Table of Contents
Introduction
1. Overview
This GBIF Metadata Catalogue is a software component that will enable GBIF to promote and participate in the sharing of dataset-level metadata published in commonly used standards such as Ecological Metadata Language (EML) or ISO 19139. Large distributed networks such as GBIF's that bring together many providers and consumers of data can be characterised as a Service Oriented Architecture (SOA) where consumers discover providers and their services, and loosely coupled system components can be orchestrated as needed to serve particular cases. In an SOA, the key activities of inventory, discovery and access to data and services must be well coordinated through the provision of registries and metadata catalogues, and through the generation of specific indexes. Metadata are thus a central component in an expanded GBIF network.
Metadata are literally ‘data about data’. They provide information on such aspects as the ‘who, what, where, when and how’ pertaining to a resource. In the GBIF context, resources are datasets, loosely defined as collections of related data, the granularity of which is determined by the data custodian. Metadata can be considered from the perspective of both the data producer and the data consumer. For the producer, metadata are used to document data in order to inform prospective users of their characteristics, while for the consumer, metadata are used to both discover data and assess their appropriateness for particular needs – their so-called ‘fitness for purpose’.
Metadata are usually made available in two broad categories of completeness: discovery and full. Discovery level metadata typically provide a minimum of essential information to enable a user to find out if a particular dataset exists, its location and ownership, and how to obtain further information. Full metadata include additional information on such aspects as data quality and lineage (provenance) and technical details for access and exploitation. An important goal for GBIF is to develop the infrastructure needed across its network to support the management and delivery of the highest quality metadata that will enable potential end users to easily discover which datasets are available, and, critically, to evaluate the appropriateness of such datasets for particular purposes.
2. Metadata sharing network topology
The metadata catalogue will primarily be used as the central catalogue in the GBIF Data Portal for the global GBIF network, which, in turn, will broker information to wider initiatives such as EuroGEOSS . The metadata catalogue will support open data exchange protocols, in particular, the Open Archives Initiative for Metadata Harvesting (OAI-PMH), and therefore offer the possibility of integration with other metadata network catalogues such as Metacat , Mercury and Geonetwork.
3. Alternative Implementation Options
In preparation for developing the metadata catalogue, GBIF evaluated the suitability of three major metadata catalogue systems (Metacat, GeoNetwork, Mercury).

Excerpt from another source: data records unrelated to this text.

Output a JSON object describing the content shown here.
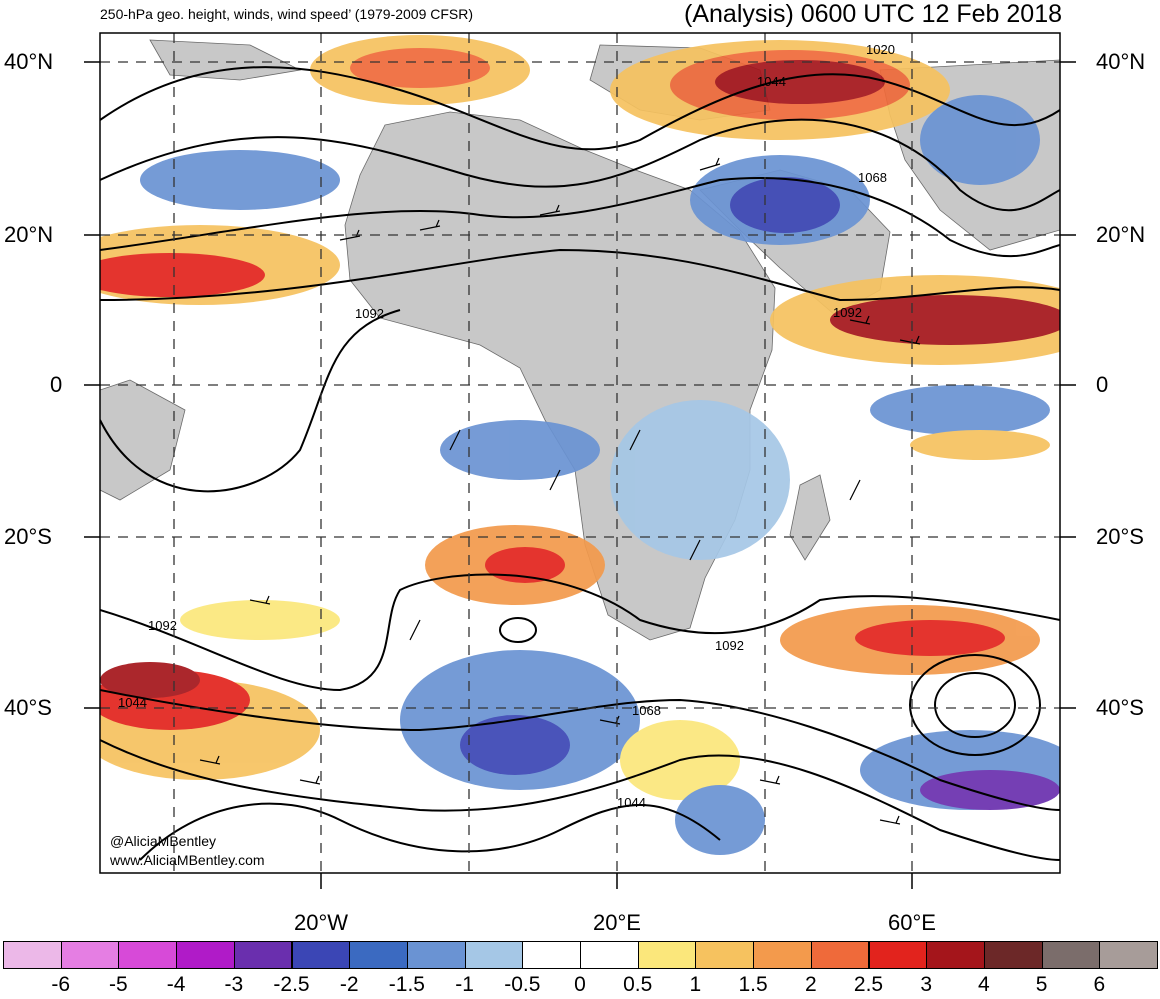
{
  "header": {
    "title_left": "250-hPa geo. height, winds, wind speed’ (1979-2009 CFSR)",
    "title_right": "(Analysis) 0600 UTC 12 Feb 2018"
  },
  "lat_labels": [
    "40°N",
    "20°N",
    "0",
    "20°S",
    "40°S"
  ],
  "lon_labels": [
    "20°W",
    "20°E",
    "60°E"
  ],
  "contour_labels": [
    "1020",
    "1044",
    "1068",
    "1092",
    "1092",
    "1092",
    "1092",
    "1044",
    "1068",
    "1044"
  ],
  "credits": {
    "twitter": "@AliciaMBentley",
    "website": "www.AliciaMBentley.com"
  },
  "colorbar": {
    "labels": [
      "-6",
      "-5",
      "-4",
      "-3",
      "-2.5",
      "-2",
      "-1.5",
      "-1",
      "-0.5",
      "0",
      "0.5",
      "1",
      "1.5",
      "2",
      "2.5",
      "3",
      "4",
      "5",
      "6"
    ],
    "colors": [
      "#ecb8e8",
      "#e57ee3",
      "#d74ad8",
      "#b01bc8",
      "#6a2fae",
      "#3b46b5",
      "#3b6ac1",
      "#6a93d3",
      "#a5c7e6",
      "#ffffff",
      "#ffffff",
      "#fbe77b",
      "#f6c25f",
      "#f39a4c",
      "#ef6a3a",
      "#e2231d",
      "#a4151b",
      "#6c2828",
      "#7b6d6b",
      "#a79c99"
    ]
  },
  "map_colors": {
    "land": "#c8c8c8",
    "ocean": "#ffffff"
  }
}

The findings are available as a separate report authors. In brief, at the time of evaluation (Q4 2009), Mercury was a relatively new system and not well documented, while both Metacat and GeoNetwork offered well established systems with associated support communities. In the end, as the sophisticated functionality of these systems brought added complexity, especially when trying to integrate them with the GBIF portal code, GBIF opted, instead, to go for a simple solution based on assembling existing components such as the OAICat for harvesting / serving metadata and Apache Solr as the indexing/search engine.
4. Formats
Several metadata standards exist, either with a regional/country focus or targeted to particular communities of practice. Examples of the former include those from the Australia New Zealand Spatial Information Council (ANZLIC), Comité Européen de Normalisation (CEN) and the Federal Geographic Data Committee (FGDC), while the latter include the Dublin Core Metadata Initiative (DCMI) and Ecological Metadata Language (EML). Now, however, there is a strong promotion by most countries of the ISO 19115/19139 standards for geographic metadata, e.g., the North American Profile of ISO19115 in the USA and Canada NAP, and the INSPIRE directive in the European Union.
5. GBIF Metadata Profile
A metadata profile is a recommended subset of the elements of a metadata standard for use by a particular community of users. The GBIF Metadata Profile is aimed at standardising how resources get described at the dataset level in the GBIF Data Portal. In developing this profile, the recommendations of the GBIF Metadata Implementation Framework Task Group were taken into account MIFTG as were requirements gathered from the community GMP. GBIF decided to base their profile on EML as it offered strong expressivity for describing biodiversity resources and its design was already informed by other major standards. However, GBIF does not mandate what standard a Participant should adopt; this will often be determined at a national or thematic level. Rather, in line with the MIFTG recommendations, the GBIF catalogue will accept and store metadata in all major standards, map to a common search model while avoiding lossy conversions and always return the original metadata document. To support interoperability and searching across broader metadata networks, the GBIF profile can be transformed to other formats such as ISO19139 in the case of the EuroGEOSS broker. In some cases, depending on the original format, this may result in a reduced amount of information but it should be sufficient for high-level searches and the original metadata documents will always be available. The user is referred to the GBIF Metadata Profile Reference Guide for a description of constituent elements GMPG
6. Open source license
The GBIF metadata catalogue integrates existing open source products such as Apache Solr and is itself released under an open license. It may be used and customized but support at this point is limited to installation instructions and basic operational guidelines.